A May 2008 report that outlined improvements the University could make to its sexual harassment policy and education was made public for the first time Wednesday.

Yale College Dean Mary Miller released the report of the Committee on Sexual Harassment and Assault Prevention Education in a campuswide e-mail Wednesday afternoon. Among other recommendations, the document called on the University to improve sexual harassment education and to critically reexamine sexual harassment response policies.

After a January 2008 incident in which 12 Yale students rushing the Zeta Psi fraternity posed for a photograph in front of the Yale Women’s Center with a sign reading “We Love Yale Sluts,” Salovey commissioned the committee to examine the University’s existing resources and procedures regarding sexual harassment and assault.

“We wanted to try to create an opportunity for a common conversation that could help us grow as a community,” Yale College Dean Mary Miller said Wednesday.

The nine-person group spent four months intensively examining the University’s practices, ultimately recommending in May 2008 that Yale upgrade education programming for freshmen and establish a second committee to continue investigating “the procedures that both the Yale College Executive Committee and the Grievance Board for Student Complaints of Sexual Harassment use to handle sexual assault and sexual misconduct cases,” according to the report.

Miller waited for clearance from the University’s legal counsel before releasing the report, which was initially submitted to then-Dean Peter Salovey in May 2008. That clearance came over the summer, and Miller waited for classes to resume before sharing the document with the Yale community.

Some recommendations in the SHAPE report have already been acted upon.

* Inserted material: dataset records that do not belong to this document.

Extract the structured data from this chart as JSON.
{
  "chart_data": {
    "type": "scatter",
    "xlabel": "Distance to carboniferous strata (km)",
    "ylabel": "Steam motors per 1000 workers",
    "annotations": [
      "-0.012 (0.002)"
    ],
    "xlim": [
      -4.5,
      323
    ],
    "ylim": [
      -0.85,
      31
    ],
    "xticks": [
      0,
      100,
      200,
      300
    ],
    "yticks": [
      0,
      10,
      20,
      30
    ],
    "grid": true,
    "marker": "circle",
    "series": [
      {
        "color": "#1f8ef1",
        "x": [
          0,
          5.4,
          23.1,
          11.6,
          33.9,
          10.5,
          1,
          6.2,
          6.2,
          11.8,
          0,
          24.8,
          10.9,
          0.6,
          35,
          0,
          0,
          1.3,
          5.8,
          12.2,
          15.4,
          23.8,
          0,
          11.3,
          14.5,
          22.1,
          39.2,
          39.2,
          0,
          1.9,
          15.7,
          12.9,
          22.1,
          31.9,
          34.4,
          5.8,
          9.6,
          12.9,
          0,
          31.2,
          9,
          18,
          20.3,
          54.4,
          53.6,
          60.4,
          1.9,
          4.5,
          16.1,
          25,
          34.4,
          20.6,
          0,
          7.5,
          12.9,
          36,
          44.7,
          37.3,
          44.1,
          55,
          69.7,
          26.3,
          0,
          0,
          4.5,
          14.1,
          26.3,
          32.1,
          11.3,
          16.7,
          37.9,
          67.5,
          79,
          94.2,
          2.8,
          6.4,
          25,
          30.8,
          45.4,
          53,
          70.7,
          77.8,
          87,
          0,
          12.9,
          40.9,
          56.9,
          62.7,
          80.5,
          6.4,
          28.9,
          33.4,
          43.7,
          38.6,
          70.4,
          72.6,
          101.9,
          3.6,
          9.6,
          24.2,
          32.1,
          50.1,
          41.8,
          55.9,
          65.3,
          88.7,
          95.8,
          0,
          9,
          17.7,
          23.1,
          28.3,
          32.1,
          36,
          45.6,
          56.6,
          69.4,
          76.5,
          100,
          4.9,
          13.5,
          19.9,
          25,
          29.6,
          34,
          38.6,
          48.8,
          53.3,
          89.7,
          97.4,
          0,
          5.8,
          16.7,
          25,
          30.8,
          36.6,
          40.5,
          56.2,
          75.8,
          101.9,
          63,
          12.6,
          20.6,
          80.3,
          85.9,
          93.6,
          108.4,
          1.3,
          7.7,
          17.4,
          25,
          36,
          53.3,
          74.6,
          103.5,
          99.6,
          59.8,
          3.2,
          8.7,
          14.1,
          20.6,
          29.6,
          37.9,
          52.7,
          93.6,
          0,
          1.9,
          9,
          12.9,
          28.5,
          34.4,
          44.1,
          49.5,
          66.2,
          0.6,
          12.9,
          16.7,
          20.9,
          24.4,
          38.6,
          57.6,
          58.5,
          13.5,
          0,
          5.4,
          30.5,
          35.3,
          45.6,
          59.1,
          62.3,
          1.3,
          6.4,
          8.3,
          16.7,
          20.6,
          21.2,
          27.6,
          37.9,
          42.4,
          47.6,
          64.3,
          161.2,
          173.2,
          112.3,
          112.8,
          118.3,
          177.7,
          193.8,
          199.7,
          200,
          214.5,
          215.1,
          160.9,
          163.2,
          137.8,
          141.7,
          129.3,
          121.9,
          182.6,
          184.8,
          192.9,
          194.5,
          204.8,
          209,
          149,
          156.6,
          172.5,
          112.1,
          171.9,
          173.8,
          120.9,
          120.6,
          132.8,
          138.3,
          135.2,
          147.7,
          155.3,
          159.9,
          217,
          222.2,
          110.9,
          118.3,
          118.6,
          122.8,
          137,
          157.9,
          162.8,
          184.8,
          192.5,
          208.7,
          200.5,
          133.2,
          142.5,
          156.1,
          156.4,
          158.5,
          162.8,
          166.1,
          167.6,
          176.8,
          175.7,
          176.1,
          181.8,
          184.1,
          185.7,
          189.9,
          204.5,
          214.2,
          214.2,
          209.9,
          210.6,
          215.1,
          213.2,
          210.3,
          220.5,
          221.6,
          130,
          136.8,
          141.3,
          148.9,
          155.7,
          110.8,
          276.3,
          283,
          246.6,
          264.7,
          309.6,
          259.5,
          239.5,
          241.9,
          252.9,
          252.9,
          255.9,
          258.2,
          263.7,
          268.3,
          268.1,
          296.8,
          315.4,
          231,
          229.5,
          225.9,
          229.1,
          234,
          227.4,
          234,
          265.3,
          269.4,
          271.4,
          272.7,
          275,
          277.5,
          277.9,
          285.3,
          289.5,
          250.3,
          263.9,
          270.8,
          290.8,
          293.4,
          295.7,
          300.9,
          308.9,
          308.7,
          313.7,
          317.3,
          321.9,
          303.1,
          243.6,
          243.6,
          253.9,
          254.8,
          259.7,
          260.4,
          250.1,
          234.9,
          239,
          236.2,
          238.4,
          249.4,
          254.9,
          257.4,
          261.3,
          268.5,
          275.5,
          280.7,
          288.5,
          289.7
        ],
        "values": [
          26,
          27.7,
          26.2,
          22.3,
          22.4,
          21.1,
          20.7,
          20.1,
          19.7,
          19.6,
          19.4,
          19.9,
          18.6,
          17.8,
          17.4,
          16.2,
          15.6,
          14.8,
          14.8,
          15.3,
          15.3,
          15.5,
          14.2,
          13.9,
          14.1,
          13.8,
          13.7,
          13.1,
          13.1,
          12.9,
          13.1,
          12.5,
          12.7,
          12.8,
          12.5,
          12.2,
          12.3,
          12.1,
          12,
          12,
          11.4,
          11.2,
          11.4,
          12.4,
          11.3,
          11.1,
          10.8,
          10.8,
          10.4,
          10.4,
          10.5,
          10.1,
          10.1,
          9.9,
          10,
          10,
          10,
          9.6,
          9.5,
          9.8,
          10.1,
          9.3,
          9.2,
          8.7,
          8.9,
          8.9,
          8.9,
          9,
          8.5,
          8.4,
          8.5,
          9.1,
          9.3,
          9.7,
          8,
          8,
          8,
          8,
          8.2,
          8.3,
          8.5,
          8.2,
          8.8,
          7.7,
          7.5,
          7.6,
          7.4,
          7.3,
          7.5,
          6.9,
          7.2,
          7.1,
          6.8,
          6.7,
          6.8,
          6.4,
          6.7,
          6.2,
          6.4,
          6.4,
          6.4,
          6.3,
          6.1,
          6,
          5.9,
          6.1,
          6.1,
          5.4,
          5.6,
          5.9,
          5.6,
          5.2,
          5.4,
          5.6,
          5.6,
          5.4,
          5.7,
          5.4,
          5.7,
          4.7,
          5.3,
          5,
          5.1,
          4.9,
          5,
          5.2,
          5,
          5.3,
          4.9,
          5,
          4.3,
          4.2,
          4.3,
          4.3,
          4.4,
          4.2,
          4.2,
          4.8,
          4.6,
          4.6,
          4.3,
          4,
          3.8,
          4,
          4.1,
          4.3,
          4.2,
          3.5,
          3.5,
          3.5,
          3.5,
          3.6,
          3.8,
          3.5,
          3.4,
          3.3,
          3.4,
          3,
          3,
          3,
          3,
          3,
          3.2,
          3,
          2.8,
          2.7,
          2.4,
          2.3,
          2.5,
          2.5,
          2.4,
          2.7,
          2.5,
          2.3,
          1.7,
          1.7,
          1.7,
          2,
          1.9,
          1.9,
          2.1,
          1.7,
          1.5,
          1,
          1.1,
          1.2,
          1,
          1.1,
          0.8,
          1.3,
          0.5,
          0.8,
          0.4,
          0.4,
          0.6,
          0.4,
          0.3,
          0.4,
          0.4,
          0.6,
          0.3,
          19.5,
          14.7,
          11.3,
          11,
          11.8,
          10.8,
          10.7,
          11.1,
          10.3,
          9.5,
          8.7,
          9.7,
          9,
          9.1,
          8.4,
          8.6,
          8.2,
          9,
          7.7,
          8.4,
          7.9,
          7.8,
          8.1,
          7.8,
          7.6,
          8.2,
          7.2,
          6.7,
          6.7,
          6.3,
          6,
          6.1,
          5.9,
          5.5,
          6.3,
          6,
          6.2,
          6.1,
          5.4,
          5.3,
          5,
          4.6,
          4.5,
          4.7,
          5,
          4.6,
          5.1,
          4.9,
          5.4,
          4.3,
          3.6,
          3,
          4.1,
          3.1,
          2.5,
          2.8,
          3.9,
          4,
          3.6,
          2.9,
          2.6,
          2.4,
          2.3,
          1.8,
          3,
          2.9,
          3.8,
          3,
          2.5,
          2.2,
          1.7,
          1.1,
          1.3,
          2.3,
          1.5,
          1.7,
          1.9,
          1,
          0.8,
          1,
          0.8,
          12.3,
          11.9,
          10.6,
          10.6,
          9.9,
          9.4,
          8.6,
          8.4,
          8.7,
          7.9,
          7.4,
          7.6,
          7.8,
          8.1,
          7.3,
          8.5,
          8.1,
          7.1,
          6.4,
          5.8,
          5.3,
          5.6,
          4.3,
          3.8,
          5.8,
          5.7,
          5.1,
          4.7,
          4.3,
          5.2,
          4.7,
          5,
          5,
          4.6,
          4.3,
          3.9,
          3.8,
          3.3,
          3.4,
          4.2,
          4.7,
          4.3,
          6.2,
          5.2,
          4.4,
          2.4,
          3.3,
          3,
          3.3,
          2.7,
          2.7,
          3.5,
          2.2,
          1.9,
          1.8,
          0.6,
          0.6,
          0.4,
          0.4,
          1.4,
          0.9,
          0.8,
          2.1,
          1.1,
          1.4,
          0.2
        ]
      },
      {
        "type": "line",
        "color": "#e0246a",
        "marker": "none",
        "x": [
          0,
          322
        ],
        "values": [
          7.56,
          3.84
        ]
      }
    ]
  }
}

The report advises that Yale revise the educational workshop, “Sex Signals,” to be more Yale-specific, and to emphasize the role that alcohol can play in acquaintance rape. This fall, the “Sex Signals” performance was replaced with a short film shot at Yale. And although not specifically recommended in the SHAPE report, a definition of consent has been added to the undergraduate regulations, and freshmen who attended the video screening were given a card defining consent.

But a second committee recommended in the SHAPE report — a standing committee that would continue to investigate Yale College’s sexual assault and harassment response policies — has yet to be formed. Miller said that committee is “one of the things I [will] look at in the next few weeks.” Peter Parker, chair of the Sexual Harassment Grievance Board, said his board will internally examine its own procedures based on the report’s recommendations, independent of the standing committee.

Trumbull College Dean Jasmina Besirevic-Regan, who chaired the SHAPE committee, said some recommendations — including the standing committee and a recommendation that the University move greater resources to the Sexual Harassment and Assault Resources & Education Center — have proven harder to implement than others.

“The program activities and outreach are already happening,” Besirevic-Regan said. “What’s more difficult are the procedural and disciplinary aspects.”

Miller said the Dean’s Office will continue to examine the report to work through the recommendations and issues raised by the committee, adapting its response to the success or failure of other implemented recommendations.